I've been doing a lot of thinking about mistakes lately. I've always had perfectionist tendencies but I realized they hindered me more than they helped. I was paralyzed by the fear of making a mistake, any mistake, no matter how trivial.
This is one of the things I'm trying very hard not to instill in my own children. I read books like The Joy of Doing Things Badly and Better by Mistake to remind me that in order to learn, we have to be willing to be less than perfect. And that results shouldn't define enjoyment.
That said, a few days ago I was feeling very frustrated at being micromanaged. When I sat down to pin down my thoughts to figure out why this was bothering me so, I realized it was all about mistakes. When someone micromanages another person, it not only indicates a complete lack of faith in the other person's abilities, it reinforces the message that mistakes are intolerable. After all, the only reason to exert such a level of control is to ensure that nothing goes wrong. People who believe they can't do anything right themselves rarely bother to enforce their views on someone else.
No wonder it struck so hard. Not only does it imply incompetence (an accusation which irritates me faster than almost any other) but it also reinforces the old poisoned messages that failure is not an option. That it is so unacceptable as to require complete taking over, regardless of consequences. That even the opportunity to do it right must be denied.
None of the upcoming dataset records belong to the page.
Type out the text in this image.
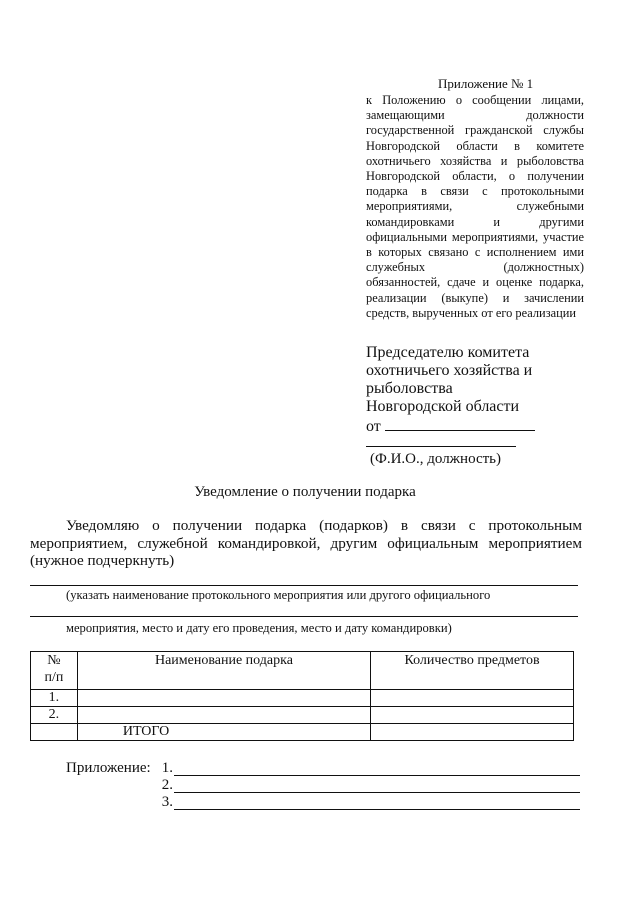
Приложение № 1
к Положению о сообщении лицами, замещающими должности государственной гражданской службы Новгородской области в комитете охотничьего хозяйства и рыболовства Новгородской области, о получении подарка в связи с протокольными мероприятиями, служебными командировками и другими официальными мероприятиями, участие в которых связано с исполнением ими служебных (должностных) обязанностей, сдаче и оценке подарка, реализации (выкупе) и зачислении средств, вырученных от его реализации
Председателю комитета
охотничьего хозяйства и
рыболовства
Новгородской области
от
(Ф.И.О., должность)
Уведомление о получении подарка
Уведомляю о получении подарка (подарков) в связи с протокольным мероприятием, служебной командировкой, другим официальным мероприятием (нужное подчеркнуть)
(указать наименование протокольного мероприятия или другого официального
мероприятия, место и дату его проведения, место и дату командировки)
№
п/п	Наименование подарка	Количество предметов
1.		
2.		
	ИТОГО	
Приложение: 1.
2.
3.
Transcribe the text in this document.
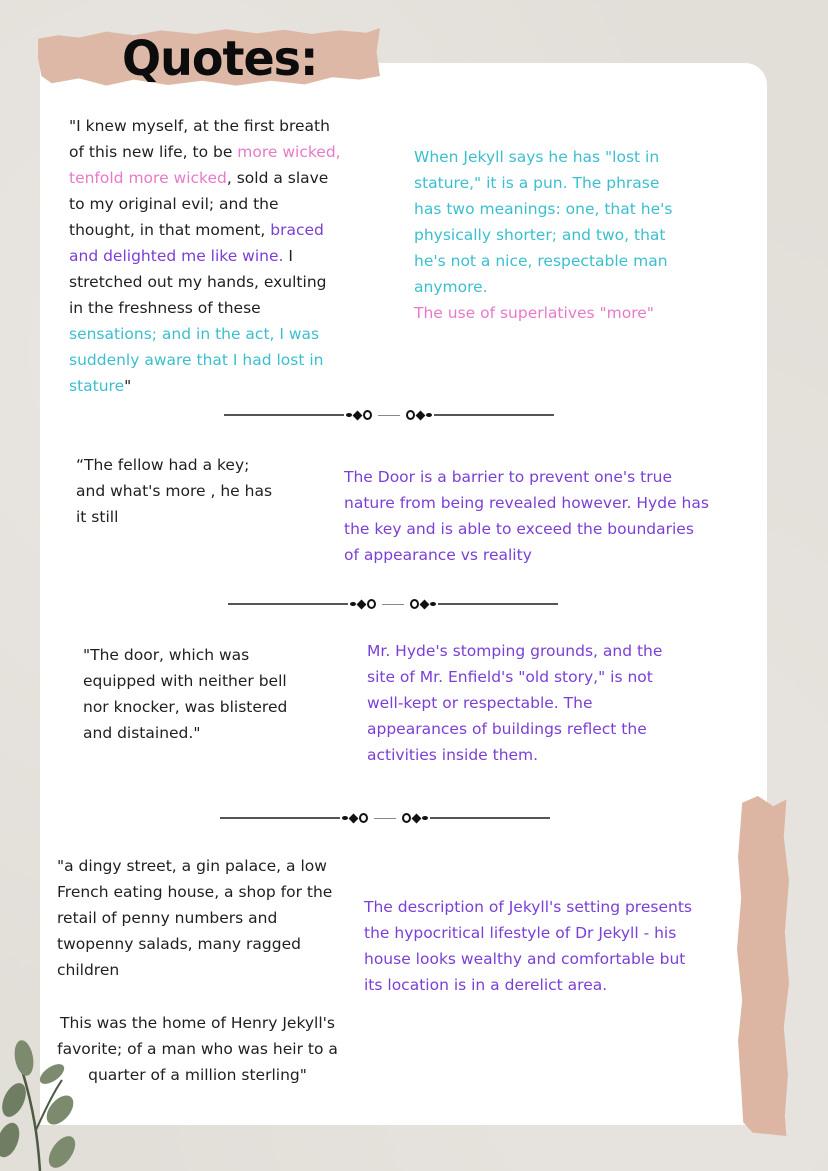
Quotes:
"I knew myself, at the first breath of this new life, to be more wicked, tenfold more wicked, sold a slave to my original evil; and the thought, in that moment, braced and delighted me like wine. I stretched out my hands, exulting in the freshness of these sensations; and in the act, I was suddenly aware that I had lost in stature"
When Jekyll says he has "lost in stature," it is a pun. The phrase has two meanings: one, that he's physically shorter; and two, that he's not a nice, respectable man anymore.
The use of superlatives "more"
“The fellow had a key; and what's more , he has it still
The Door is a barrier to prevent one's true nature from being revealed however. Hyde has the key and is able to exceed the boundaries of appearance vs reality
"The door, which was equipped with neither bell nor knocker, was blistered and distained."
Mr. Hyde's stomping grounds, and the site of Mr. Enfield's "old story," is not well-kept or respectable. The appearances of buildings reflect the activities inside them.
"a dingy street, a gin palace, a low French eating house, a shop for the retail of penny numbers and twopenny salads, many ragged children
This was the home of Henry Jekyll's favorite; of a man who was heir to a quarter of a million sterling"
The description of Jekyll's setting presents the hypocritical lifestyle of Dr Jekyll - his house looks wealthy and comfortable but its location is in a derelict area.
In other cultures, mistakes are seen as an opportunity to learn, a value-neutral method of evaluating levels of skill. This is a concept which is almost unfathomable to a North American mind. Imagine a school where children's errors are brought up in class and used as a teaching opportunity. Imagine it being done without scarring the children in question.
Dr. Phil often points out that people can be right or they can be happy. This advice is usually directed at feuding couples who insist on dragging out details of an incident which happened over a decade ago. But I think there's a deeper logic to it. If I don't have to worry all the time about being right, if it's okay to be wrong, if it's possible to be wrong and still be a worthwhile and good person, then that's a lot of psychological weight off my shoulders. Because no one is right all the time and it takes a phenomenal amount of energy to try.